Quantitative pharmacological analysis of 2-¹²⁵I-iodomelatonin binding sites in discrete areas of the chicken brain

We have localized and characterized 2-¹²⁵I-iodomelatonin binding sites in the chicken brain using in vitro quantitative autoradiography. Binding sites were widely distributed throughout the chicken brain, predominantly in regions associated with the visual system. The specific binding of 2-¹²⁵I-iodomelatonin to discrete chicken brain areas was found to be saturable, reversible, and of high affinity. The specific binding of 2-¹²⁵I-iodomelatonin (75 pM) was quantitated for 40 identifiable brain regions. Eight brain regions were chosen for binding characterization and pharmacological analysis: optic tectum, Edinger-Westphal nucleus, oculomotor nucleus, nucleus rotundus, ventral supraoptic decussation, ventrolateral geniculate nucleus, neostriatum, and ectostriatum. These regions showed no rostral-caudal gradient in 2-¹²⁵I-iodomelatonin specific binding, and saturation analysis revealed a single class of high-affinity sites with K(D) values in the range of 33-48 pM and receptor site density (B(max)) ranging from 31 to 58 fmol/mg protein.
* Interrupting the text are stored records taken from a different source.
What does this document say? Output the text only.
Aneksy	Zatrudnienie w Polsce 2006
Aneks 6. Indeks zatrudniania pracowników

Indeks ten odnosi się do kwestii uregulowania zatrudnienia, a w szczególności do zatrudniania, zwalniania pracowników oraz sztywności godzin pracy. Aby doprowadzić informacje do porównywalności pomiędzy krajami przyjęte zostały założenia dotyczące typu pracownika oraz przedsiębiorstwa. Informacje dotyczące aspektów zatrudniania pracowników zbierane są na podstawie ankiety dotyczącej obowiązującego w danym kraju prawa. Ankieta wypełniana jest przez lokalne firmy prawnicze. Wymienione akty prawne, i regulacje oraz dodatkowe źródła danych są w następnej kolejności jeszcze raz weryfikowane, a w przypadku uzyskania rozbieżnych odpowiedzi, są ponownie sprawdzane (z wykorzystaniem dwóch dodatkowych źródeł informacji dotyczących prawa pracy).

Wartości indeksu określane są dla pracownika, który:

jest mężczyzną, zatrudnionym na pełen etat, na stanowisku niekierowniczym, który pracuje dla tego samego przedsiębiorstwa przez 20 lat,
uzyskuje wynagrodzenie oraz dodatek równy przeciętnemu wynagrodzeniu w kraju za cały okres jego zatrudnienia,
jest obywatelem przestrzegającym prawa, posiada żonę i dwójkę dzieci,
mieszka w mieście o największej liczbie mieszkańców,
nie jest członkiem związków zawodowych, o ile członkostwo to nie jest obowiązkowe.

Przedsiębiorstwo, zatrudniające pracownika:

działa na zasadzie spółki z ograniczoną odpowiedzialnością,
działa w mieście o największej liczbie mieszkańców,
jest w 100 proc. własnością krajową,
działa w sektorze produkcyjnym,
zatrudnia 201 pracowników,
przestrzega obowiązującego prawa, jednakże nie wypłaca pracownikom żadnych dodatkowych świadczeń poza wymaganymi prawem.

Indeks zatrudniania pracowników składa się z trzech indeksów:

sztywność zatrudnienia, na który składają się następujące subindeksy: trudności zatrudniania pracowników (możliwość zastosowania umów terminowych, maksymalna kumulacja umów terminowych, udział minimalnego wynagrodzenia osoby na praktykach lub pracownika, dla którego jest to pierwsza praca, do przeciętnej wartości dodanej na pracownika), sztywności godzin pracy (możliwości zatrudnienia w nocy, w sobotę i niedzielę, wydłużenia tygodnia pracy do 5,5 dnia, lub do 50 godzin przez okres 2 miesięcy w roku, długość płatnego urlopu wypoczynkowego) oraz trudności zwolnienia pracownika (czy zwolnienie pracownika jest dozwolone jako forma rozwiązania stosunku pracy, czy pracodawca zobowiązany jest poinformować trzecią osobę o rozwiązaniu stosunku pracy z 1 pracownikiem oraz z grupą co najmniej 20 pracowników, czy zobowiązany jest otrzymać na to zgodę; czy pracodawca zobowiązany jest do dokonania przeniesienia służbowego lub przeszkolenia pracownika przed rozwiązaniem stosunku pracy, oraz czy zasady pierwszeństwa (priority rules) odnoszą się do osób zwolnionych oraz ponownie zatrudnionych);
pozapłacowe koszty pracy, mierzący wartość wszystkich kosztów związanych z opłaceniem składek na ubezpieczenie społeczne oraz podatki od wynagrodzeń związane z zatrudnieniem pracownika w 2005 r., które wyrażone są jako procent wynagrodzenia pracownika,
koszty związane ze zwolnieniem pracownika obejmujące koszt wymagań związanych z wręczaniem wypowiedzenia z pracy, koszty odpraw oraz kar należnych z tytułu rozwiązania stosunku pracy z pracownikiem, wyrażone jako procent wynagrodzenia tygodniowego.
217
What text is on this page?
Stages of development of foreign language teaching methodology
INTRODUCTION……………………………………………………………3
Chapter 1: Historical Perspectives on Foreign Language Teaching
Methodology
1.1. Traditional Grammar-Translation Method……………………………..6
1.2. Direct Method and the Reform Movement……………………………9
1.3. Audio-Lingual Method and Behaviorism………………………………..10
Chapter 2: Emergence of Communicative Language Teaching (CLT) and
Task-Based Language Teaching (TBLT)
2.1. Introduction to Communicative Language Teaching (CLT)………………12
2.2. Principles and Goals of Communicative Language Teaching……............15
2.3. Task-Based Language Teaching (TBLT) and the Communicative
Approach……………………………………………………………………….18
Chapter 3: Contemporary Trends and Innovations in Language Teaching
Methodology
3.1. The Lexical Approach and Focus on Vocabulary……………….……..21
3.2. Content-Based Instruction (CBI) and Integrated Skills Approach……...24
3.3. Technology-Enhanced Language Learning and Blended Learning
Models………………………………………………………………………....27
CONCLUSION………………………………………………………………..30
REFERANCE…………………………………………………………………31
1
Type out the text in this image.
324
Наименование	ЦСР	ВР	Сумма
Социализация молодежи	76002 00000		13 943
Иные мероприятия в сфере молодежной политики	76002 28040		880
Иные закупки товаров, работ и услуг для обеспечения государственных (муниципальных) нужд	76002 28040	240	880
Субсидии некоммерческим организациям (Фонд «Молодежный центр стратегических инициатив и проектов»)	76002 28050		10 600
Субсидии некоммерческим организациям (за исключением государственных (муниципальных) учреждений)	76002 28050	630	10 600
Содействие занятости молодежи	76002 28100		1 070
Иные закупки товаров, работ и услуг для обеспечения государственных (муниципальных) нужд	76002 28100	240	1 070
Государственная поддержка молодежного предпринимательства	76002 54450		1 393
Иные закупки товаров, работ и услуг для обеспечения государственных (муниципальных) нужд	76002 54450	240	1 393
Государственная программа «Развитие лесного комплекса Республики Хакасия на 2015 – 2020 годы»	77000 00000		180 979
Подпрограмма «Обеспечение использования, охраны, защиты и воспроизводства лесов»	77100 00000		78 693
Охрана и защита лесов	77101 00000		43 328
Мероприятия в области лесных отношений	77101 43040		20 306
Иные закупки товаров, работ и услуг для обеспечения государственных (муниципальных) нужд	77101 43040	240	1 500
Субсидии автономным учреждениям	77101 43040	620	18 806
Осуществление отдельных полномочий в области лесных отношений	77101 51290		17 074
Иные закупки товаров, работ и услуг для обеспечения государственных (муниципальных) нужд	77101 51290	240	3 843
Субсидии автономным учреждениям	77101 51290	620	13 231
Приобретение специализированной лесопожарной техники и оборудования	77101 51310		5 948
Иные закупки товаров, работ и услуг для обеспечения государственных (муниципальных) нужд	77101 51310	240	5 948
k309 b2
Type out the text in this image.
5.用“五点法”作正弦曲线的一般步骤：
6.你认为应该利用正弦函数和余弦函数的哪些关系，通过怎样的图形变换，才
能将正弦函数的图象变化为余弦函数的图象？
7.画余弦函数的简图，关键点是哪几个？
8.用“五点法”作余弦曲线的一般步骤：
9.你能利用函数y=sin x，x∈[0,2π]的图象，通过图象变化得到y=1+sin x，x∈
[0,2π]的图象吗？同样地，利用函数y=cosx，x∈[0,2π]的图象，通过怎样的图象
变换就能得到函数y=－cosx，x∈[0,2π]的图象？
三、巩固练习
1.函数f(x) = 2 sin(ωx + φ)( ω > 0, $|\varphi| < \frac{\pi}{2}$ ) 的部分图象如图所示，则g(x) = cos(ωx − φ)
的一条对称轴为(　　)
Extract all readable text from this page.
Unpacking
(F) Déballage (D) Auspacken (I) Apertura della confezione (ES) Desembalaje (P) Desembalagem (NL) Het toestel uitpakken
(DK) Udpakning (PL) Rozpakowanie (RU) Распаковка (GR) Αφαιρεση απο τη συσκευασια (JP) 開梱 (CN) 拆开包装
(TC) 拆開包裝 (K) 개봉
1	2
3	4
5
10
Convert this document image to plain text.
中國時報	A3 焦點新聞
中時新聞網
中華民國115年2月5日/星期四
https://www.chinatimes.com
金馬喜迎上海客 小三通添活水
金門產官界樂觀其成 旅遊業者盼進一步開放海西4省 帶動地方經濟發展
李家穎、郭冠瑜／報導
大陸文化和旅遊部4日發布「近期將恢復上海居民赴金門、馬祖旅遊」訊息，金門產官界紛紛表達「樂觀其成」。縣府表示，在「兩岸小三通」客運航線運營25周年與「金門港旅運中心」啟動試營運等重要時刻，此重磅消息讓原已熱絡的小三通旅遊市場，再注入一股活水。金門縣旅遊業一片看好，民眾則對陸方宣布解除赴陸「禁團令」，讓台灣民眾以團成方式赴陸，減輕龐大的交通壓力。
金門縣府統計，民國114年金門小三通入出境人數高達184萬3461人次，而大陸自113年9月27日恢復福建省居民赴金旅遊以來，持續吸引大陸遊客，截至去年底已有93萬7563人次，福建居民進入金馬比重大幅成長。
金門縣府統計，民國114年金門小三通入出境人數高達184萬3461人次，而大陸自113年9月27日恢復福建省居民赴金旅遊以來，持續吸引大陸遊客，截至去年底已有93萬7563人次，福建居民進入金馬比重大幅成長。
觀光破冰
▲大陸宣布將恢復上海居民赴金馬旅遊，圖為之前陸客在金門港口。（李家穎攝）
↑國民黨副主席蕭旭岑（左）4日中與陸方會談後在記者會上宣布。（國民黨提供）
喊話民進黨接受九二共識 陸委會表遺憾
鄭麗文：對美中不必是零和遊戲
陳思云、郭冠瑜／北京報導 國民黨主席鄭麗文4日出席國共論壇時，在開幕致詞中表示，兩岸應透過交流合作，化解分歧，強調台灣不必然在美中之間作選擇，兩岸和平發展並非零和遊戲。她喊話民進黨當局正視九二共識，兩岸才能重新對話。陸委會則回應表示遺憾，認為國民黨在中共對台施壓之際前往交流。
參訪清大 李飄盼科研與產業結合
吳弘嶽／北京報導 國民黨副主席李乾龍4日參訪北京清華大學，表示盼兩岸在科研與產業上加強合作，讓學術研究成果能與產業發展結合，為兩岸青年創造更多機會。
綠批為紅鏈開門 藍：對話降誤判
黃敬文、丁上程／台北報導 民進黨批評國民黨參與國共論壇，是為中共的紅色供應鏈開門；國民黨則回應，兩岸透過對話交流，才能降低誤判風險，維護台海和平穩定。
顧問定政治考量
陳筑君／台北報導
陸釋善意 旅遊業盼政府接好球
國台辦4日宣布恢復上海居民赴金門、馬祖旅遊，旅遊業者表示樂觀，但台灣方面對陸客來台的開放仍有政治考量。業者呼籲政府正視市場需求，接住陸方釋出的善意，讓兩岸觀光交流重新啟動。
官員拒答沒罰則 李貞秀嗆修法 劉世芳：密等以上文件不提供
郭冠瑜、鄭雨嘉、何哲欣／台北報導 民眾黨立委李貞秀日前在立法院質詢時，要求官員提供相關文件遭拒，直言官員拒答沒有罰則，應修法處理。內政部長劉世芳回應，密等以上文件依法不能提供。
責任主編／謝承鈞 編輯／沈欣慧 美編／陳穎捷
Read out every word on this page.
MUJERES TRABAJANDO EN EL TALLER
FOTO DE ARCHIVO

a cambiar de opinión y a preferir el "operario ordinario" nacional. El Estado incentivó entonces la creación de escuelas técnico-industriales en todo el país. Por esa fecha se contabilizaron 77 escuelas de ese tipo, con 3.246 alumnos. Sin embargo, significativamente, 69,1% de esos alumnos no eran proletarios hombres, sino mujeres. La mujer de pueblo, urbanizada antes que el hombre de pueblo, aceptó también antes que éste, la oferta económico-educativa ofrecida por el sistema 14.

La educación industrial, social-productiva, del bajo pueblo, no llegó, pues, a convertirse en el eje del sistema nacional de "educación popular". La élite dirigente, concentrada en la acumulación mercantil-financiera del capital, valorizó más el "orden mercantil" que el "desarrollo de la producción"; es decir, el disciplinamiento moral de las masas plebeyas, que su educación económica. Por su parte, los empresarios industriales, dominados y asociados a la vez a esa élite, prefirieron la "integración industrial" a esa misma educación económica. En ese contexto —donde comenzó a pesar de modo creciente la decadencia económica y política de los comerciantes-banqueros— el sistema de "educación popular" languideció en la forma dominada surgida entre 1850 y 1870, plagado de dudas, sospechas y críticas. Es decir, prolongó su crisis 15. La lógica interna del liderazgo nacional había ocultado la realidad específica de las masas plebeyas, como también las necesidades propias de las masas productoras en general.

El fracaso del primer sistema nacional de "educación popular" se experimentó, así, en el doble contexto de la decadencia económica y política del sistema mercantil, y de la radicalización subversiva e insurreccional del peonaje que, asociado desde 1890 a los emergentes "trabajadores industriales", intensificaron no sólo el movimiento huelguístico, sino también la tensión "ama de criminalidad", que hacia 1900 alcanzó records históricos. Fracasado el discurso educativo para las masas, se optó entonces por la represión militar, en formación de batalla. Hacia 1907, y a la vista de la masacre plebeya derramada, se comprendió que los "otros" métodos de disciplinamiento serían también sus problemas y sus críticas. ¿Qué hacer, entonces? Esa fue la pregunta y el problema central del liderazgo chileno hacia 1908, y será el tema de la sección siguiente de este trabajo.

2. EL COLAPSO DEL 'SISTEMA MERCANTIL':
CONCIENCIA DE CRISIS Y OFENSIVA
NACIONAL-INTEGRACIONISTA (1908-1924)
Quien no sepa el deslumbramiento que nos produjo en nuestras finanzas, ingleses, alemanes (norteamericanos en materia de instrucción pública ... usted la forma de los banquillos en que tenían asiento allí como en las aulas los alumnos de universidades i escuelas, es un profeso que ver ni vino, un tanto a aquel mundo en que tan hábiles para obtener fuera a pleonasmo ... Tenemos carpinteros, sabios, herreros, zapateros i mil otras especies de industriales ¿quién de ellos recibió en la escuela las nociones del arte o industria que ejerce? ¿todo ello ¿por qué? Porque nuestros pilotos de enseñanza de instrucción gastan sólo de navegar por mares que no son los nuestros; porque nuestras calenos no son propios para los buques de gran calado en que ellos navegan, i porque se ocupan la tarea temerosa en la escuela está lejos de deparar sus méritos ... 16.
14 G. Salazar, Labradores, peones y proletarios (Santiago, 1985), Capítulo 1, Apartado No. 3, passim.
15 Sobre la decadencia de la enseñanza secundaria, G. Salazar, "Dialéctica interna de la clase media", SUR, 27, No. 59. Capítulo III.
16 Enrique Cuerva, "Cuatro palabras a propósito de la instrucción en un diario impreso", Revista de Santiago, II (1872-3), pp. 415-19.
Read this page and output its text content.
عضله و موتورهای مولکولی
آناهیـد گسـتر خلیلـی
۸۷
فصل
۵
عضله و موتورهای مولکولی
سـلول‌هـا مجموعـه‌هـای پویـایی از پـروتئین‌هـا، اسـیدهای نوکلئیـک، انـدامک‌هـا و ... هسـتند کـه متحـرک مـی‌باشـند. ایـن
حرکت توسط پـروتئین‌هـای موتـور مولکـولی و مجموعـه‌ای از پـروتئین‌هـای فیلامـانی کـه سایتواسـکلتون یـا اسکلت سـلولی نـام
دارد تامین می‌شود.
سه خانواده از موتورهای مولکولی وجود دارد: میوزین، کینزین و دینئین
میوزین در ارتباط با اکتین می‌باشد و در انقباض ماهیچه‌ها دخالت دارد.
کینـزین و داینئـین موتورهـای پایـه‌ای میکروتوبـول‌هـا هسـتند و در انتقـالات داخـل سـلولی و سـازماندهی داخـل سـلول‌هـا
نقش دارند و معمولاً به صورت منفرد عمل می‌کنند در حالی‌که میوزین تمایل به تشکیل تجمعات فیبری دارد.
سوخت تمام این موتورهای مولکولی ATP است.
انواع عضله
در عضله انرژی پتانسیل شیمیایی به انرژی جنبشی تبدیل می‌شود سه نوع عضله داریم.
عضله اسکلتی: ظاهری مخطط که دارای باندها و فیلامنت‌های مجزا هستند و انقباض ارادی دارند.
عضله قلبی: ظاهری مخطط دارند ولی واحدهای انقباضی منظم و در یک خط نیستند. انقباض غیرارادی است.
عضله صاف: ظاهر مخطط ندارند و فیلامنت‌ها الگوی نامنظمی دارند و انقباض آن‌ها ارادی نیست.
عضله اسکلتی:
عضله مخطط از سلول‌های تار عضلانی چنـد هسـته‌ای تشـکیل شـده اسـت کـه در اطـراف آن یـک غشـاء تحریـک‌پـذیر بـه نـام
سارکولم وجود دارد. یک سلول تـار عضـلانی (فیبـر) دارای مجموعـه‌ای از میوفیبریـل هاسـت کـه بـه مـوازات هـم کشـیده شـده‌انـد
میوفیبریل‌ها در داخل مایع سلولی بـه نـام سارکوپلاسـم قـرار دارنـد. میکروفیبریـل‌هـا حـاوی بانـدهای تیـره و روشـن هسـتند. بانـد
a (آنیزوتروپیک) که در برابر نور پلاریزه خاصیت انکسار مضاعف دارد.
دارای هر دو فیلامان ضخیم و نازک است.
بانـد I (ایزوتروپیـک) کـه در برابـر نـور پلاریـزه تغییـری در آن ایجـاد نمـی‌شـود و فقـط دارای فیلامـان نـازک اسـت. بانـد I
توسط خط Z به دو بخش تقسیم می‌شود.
Competition experiments carried out with various indoles revealed a similar order of pharmacological affinities in these areas: melatonin > 6-chloromelatonin > methoxyluzindole > N-acetylserotonin > luzindole >> 5-HT > 5-methoxytryptamine. The affinity constants determined by quantitative autoradiography for these compounds to compete for 2-¹²⁵I-iodomelatonin binding in the optic tectum correlated well with the affinities in chicken brain membranes at 25°C (r = 0.966; slope = 0.845; n = 7) and 0°C (r = 0.946; slope = 0.379; n = 7), chicken retinal membranes (r = 0.973; slope = 0.759; n = 7), and the potency or affinity of these compounds to affect the calcium-dependent release of ³H-dopamine from the rabbit retina (r = 0.902; slope = 0.506; n = 6). We conclude that the high-affinity sites labeled by 2-¹²⁵I-iodomelatonin in various chicken brain areas have identical binding and pharmacological characteristics to the ML-1 melatonin binding site previously described in chicken brain and retinal membranes and to the ML-1 melatonin receptor modulating dopamine release from the retina. In the chicken brain, the ML-1 receptor site may mediate functional responses regulated by melatonin.